Chatsworth sat opposite. And he was dead. At least that was Tom's presumption, based on the grey of his skin and terrible bulging eyes.
 

The door opened and a woman walked in. Not in a black dress this time, as she had been at the launch of CERUS Tower, but Tom recognised her in an instant.
 

She looked at him with mild surprise. "You aren't supposed to be awake yet. This is awkward."

Tom was so angry, had so many questions, that they jammed in his throat. He coughed and managed to spit out, "You killed him. Why?"

"He had become a liability." She placed an electronic device with a keypad and display on Chatsworth's desk. "Don't go anywhere," she said, and walked from the room.

Tom assessed his options. He was tied up and still groggy, although his head was clearing fast. Perhaps he could negotiate a way out of this? But then he shook his head. She had basically admitted to murder in front of him. She wouldn't let him leave.

The woman returned, dragging a large metal cylinder.

"What is that?" he asked.

She placed it next to the desk then clipped the device to it. "It's an oxygen tank. I need an accelerant because there's no mains gas supply to this room." She tapped some numbers into the device and the digits 15:00 appeared.
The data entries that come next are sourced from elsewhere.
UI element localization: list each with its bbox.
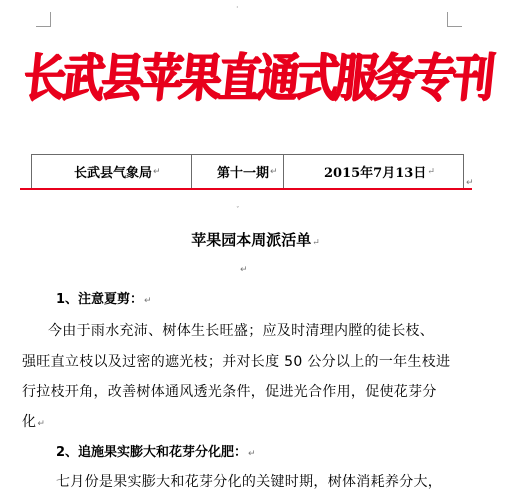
issuer-cell[interactable]	[32, 155, 192, 188]
section-heading[interactable]	[56, 288, 152, 307]
paragraph-line[interactable]: 强旺直立枝以及过密的遮光枝；并对长度 50 公分以上的一年生枝进	[22, 354, 451, 370]
paragraph-mark: ↵	[312, 238, 320, 248]
issue-number-cell[interactable]	[192, 155, 284, 188]
paragraph-line[interactable]: 今由于雨水充沛、树体生长旺盛；应及时清理内膛的徒长枝、	[48, 323, 435, 339]
masthead-title: 长武县苹果直通式服务专刊	[20, 47, 495, 108]
paragraph-line[interactable]: 行拉枝开角，改善树体通风透光条件，促进光合作用，促使花芽分	[22, 384, 437, 400]
paragraph-line[interactable]	[22, 411, 45, 431]
page-top-marker: ·	[236, 3, 239, 12]
date-cell[interactable]	[284, 155, 464, 188]
paragraph-mark: ↵	[144, 296, 152, 306]
paragraph-mark: ↵	[427, 166, 435, 177]
margin-corner-top-right	[447, 12, 462, 27]
section-heading-text: 2、追施果实膨大和花芽分化肥：	[56, 445, 248, 460]
document-title[interactable]	[0, 229, 511, 250]
issue-info-table[interactable]	[31, 154, 464, 188]
margin-corner-top-left	[36, 12, 51, 27]
issuer-text: 长武县气象局	[74, 166, 153, 181]
date-text: 2015年7月13日	[324, 166, 427, 181]
paragraph-line-text: 化	[22, 414, 37, 430]
paragraph-mark: ↵	[248, 449, 256, 459]
paragraph-mark: ˇ	[236, 206, 240, 214]
paragraph-mark: ↵	[240, 265, 248, 275]
red-divider-line	[20, 188, 472, 190]
paragraph-mark: ↵	[153, 166, 161, 177]
paragraph-mark: ↵	[466, 178, 474, 188]
issue-number-text: 第十一期	[217, 166, 270, 181]
paragraph-mark: ↵	[37, 419, 46, 429]
paragraph-line[interactable]: 七月份是果实膨大和花芽分化的关键时期，树体消耗养分大，	[56, 474, 443, 490]
paragraph-mark: ↵	[270, 166, 278, 177]
section-heading[interactable]	[56, 441, 256, 460]
document-title-text: 苹果园本周派活单	[191, 231, 312, 249]
section-heading-text: 1、注意夏剪：	[56, 292, 144, 307]
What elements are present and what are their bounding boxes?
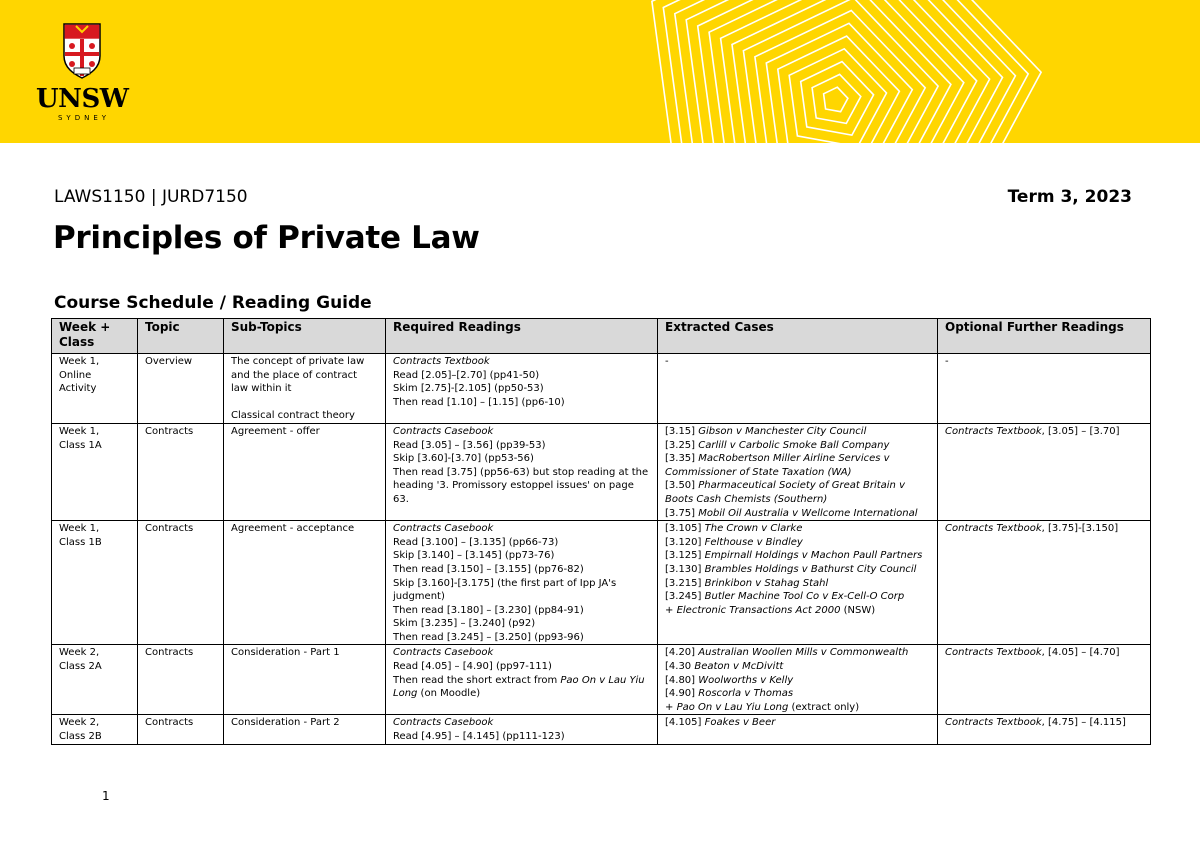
case-ref: [4.20] <box>665 647 696 659</box>
reading-line <box>393 439 650 453</box>
reading-text: judgment) <box>393 591 445 603</box>
reading-text: Then read [3.180] – [3.230] (pp84-91) <box>393 604 584 616</box>
paragraph-range: , [4.05] – [4.70] <box>1041 647 1120 659</box>
week-line: Class 2A <box>59 661 102 673</box>
subtopic-line: Consideration - Part 1 <box>231 647 340 659</box>
reading-text: heading '3. Promissory estoppel issues' on page <box>393 480 634 492</box>
case-ref: [3.105] <box>665 523 702 535</box>
case-line <box>665 701 930 715</box>
case-name: Long <box>393 688 418 700</box>
case-line <box>665 536 930 550</box>
table-header-row <box>52 319 1151 354</box>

"Three o'clock tomorrow afternoon?" he asked hopefully.

She turned to him. "Fifteen minutes. Sorry, Tom. I'm under instructions to clean up this mess."

"So you're just going to leave me here? To watch that countdown?"

She seemed to consider that, then reached into a pocket and withdrew a familiar item.

"This is the tranquilliser gun that the doctor used on you." She raised it and aimed. "I was told you were special: that we're alike. But I didn't see it at the party and I don't see it now."

And she fired.

The same click, the same sting, then he was fading, fading...




Tom woke with a start, still sitting in the chair. In front of him the red glow of the timer glared.

3:01... 3:00... 2:59...

In shock he sat up and immediately realised he was untied. For a moment he wondered why, then realised he had, again, woken up much faster than expected. She hadn't wanted to leave evidence of him being tied up, so that this looked like another 'accident'. Could that be enough to save him?

2:43... 2:42... 2:41...

He lurched over to the timer and looked at it closely. He couldn't quite say why but it
felt
complicated. There were several buttons of different colours, but no markings.
 

2:19... 2:18... 2:17...

Should he try to disarm it? Might he just set it off? Something in his head was telling him to have a go: that he could do this. He looked across at Chatsworth. If he did not act fast, he would be joining the doctor.